An evening at the The Pantages in Los Angeles for the touring production of Priscilla, Queen of the Desert is exactly what one would think: an evening of camp, of glamor, of sequins and catty remarks, of laughter and tears. It's everything being around drag queens really is. And I should know.
In the early 1980s I fell in to the Orange County, CA drag world. Soon, I was performing as Better Midler at the DOK West in Garden Grove, CA. I became involved with the Imperial Court System (a community service organization comprised of drag queens and kings, one of the oldest in the gay community). Most of my friends were involved with the shows or they lifestyle and each week we'd plan numbers, find people to make the costumes we need, go to the garment district in Los Angeles for fabric, find the right shoes in the right size (there was no online then), wigs, props...oh, where will I get a wheelchair for my Midler finale? Is Dennis' Ann Margaret dress going to be finished? Tavio's Cher bugle-bead head-dress? Does the DJ have the right album, does he know to mix the song at this point?
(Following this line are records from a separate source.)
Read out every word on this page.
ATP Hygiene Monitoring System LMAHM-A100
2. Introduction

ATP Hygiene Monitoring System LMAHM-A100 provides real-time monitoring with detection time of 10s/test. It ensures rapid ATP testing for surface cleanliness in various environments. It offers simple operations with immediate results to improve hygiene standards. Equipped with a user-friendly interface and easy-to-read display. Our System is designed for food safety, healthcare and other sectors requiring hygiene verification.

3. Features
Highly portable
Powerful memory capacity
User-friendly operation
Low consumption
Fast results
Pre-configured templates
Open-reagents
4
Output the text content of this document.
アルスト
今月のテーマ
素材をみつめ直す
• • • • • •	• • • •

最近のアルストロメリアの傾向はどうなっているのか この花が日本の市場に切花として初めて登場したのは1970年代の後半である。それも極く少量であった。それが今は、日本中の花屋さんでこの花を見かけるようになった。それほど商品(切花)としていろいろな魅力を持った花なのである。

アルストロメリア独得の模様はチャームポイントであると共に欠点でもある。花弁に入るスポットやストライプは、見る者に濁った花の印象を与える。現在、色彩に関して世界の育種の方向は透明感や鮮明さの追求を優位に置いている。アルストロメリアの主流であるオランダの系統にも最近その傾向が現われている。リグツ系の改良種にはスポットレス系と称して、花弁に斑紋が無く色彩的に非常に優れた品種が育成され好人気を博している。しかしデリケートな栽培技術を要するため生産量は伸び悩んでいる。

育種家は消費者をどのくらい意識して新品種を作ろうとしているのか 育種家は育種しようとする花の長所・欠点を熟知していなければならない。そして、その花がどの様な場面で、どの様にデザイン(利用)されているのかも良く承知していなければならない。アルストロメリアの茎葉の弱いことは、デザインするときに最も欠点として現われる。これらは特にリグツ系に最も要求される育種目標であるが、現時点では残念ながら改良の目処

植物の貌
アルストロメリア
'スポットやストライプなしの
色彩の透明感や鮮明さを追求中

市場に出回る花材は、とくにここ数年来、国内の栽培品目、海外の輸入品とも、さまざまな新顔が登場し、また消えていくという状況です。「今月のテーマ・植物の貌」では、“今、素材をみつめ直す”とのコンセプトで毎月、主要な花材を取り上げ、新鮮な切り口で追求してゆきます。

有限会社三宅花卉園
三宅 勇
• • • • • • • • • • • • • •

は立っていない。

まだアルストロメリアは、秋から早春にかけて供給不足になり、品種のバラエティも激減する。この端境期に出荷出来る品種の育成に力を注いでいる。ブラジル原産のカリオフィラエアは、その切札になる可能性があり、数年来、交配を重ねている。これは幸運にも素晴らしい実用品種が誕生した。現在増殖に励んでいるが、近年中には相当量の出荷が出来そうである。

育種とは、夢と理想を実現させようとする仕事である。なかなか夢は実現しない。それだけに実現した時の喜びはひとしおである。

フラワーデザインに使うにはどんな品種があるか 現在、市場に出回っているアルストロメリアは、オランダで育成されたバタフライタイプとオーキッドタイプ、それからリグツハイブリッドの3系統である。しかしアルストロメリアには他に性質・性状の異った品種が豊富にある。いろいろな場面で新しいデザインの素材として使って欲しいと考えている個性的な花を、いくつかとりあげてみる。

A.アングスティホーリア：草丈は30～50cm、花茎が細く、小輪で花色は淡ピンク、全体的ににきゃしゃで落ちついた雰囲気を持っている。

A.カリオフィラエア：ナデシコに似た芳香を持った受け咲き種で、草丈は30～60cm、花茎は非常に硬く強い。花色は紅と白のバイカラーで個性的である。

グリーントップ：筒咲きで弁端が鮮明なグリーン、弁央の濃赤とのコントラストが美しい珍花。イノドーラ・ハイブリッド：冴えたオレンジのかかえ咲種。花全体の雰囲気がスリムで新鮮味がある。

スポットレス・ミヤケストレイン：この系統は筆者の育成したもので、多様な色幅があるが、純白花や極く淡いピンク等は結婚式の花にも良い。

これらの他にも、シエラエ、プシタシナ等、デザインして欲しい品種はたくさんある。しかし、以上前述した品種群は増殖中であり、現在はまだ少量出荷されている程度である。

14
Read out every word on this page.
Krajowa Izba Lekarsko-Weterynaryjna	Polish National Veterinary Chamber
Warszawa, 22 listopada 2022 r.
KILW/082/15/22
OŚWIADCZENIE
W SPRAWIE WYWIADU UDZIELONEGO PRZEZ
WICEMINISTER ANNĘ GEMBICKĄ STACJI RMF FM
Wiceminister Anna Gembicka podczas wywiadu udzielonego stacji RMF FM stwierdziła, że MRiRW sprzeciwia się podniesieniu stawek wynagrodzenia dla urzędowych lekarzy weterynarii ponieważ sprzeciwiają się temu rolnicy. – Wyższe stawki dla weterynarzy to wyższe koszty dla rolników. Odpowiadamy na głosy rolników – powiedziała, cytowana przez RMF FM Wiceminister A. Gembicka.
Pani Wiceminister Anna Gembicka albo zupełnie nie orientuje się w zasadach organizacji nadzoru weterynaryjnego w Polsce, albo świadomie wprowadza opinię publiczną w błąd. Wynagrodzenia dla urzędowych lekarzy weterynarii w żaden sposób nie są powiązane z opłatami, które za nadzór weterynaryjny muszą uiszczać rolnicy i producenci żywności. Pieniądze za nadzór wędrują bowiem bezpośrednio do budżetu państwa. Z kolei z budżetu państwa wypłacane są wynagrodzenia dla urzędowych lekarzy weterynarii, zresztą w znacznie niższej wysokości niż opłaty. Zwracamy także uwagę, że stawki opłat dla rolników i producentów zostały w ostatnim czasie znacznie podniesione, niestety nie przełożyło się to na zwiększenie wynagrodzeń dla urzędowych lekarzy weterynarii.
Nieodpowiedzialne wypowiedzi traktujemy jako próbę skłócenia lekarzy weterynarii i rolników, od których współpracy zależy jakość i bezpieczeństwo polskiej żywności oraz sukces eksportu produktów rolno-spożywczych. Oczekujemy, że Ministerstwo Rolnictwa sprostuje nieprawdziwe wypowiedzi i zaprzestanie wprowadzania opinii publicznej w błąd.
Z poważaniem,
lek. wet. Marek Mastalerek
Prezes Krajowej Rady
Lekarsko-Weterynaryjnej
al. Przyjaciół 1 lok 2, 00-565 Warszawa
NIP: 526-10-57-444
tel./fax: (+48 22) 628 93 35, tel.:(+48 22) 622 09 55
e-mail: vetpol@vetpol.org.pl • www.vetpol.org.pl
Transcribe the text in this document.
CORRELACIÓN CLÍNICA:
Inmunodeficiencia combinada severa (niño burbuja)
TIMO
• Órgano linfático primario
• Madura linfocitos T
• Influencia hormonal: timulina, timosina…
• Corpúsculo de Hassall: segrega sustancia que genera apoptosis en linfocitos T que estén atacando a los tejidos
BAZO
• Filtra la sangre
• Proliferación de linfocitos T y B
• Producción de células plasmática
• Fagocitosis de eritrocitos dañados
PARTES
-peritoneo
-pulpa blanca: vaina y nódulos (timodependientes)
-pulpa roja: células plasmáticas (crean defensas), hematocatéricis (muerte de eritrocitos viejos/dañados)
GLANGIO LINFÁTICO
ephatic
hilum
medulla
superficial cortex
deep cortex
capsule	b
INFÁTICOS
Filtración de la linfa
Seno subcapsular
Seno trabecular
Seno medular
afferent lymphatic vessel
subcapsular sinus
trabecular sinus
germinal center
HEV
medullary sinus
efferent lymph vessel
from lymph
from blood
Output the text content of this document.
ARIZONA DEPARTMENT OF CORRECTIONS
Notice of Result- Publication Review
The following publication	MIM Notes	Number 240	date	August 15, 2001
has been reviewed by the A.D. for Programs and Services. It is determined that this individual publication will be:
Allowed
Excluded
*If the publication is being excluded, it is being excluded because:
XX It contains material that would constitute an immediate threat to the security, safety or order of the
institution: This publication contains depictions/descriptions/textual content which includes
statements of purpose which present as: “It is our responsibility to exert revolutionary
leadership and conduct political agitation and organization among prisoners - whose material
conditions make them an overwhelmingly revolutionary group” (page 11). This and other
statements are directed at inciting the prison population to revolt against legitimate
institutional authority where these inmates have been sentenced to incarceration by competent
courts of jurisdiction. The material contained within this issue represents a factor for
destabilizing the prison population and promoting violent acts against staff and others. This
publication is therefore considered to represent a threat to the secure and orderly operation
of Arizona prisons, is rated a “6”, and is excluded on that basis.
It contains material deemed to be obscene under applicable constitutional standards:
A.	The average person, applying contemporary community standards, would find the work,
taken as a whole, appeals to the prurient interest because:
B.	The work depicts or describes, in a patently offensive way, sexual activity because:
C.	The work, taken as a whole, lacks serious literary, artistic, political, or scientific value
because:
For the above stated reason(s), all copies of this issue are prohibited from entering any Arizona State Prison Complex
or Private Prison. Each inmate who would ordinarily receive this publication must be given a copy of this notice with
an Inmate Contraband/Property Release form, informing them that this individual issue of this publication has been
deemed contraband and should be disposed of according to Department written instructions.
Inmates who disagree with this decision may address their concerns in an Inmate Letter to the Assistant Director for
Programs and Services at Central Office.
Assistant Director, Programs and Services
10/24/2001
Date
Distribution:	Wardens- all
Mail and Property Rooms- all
Where do I get eyelashes at this hour. I've run in a grocery store in full drag to get nylons (the egg ones used to work great, or control top) and taken friends to Knott's Berry Farm in drag just for fun. To this day, just a week ago, my friend Dennis was rehearsing for the Orange County Coronation (part of the aforementioned court) right here in my living room, Cyndi Lauper's Sex Is In the Heels blasting as he paraded around in shorts and red high-heeled leather waist-high kinky boots. I have lived Priscilla for decades.
And that's why the movie resonated for so many, gay and non gay, drag and non drag, alike. It made the experience what it is, a human one, about the people, not the makeup, about the emotions, not the numbers, and about how it all comes together under a bright light and there's no problem a little eyeliner and mascara can't fix. And it was about families of all types, the three queens or the wife and son one never knew. Again, as in real life. Drag queens form families. They even take the names of their mentors...the house of St. James, or Sinclair or LeBaisa or whatever the names.
And just as the movie hit a home run, so does the play, but in a very different way. The movie allows nuance, allows subtle moments even in the midst of all the grandeur be it nature or costuming. The play relies upon the broadness and grandeur, and mixes in over 20 pop songs from yesteryear and today to take the place of dialogue. It makes for number after number, nonstop sequins and rousing good times.
Yes, the story of three different drag queens, Bernadette, Mitzi and Felicia, all off on a cross-country adventure to do a show (and, secretly, meet a wife and child of Mitzi's). Bernadette, an aging showgirl who has had "the change" (she's a transexual), Felicia, the wild young, pretty and unpredictable one and Mitzi, the organizer of the trip with a big secret. It follows their adventures, including the show for the Aboriginals when the bus breaks down and the picking up of the very nice mechanic Bob along the way. Homophobia still makes an appearance in several forms, and ultimately love, redemption and disco win the day. Wade McCollum, Scott Willis and Bryan West are perfect as the trio, but Scott Willis' Bernadette remains the center source of reason and stability in a drag world gone mad.
And while the subtle moments or harsher realities of the movie may be softened here, they're not missed because again, this is more of the road show of the movie. It's not a great dramatic work, it's not supposed to be, it's lots of men in dresses having a ball.
And that means the audience has a spectacular time as well. The star-studded opening at the Pantages left no one wanting for more and most left singing "It's Raining Men."
The play runs through June 16th in Los Angeles.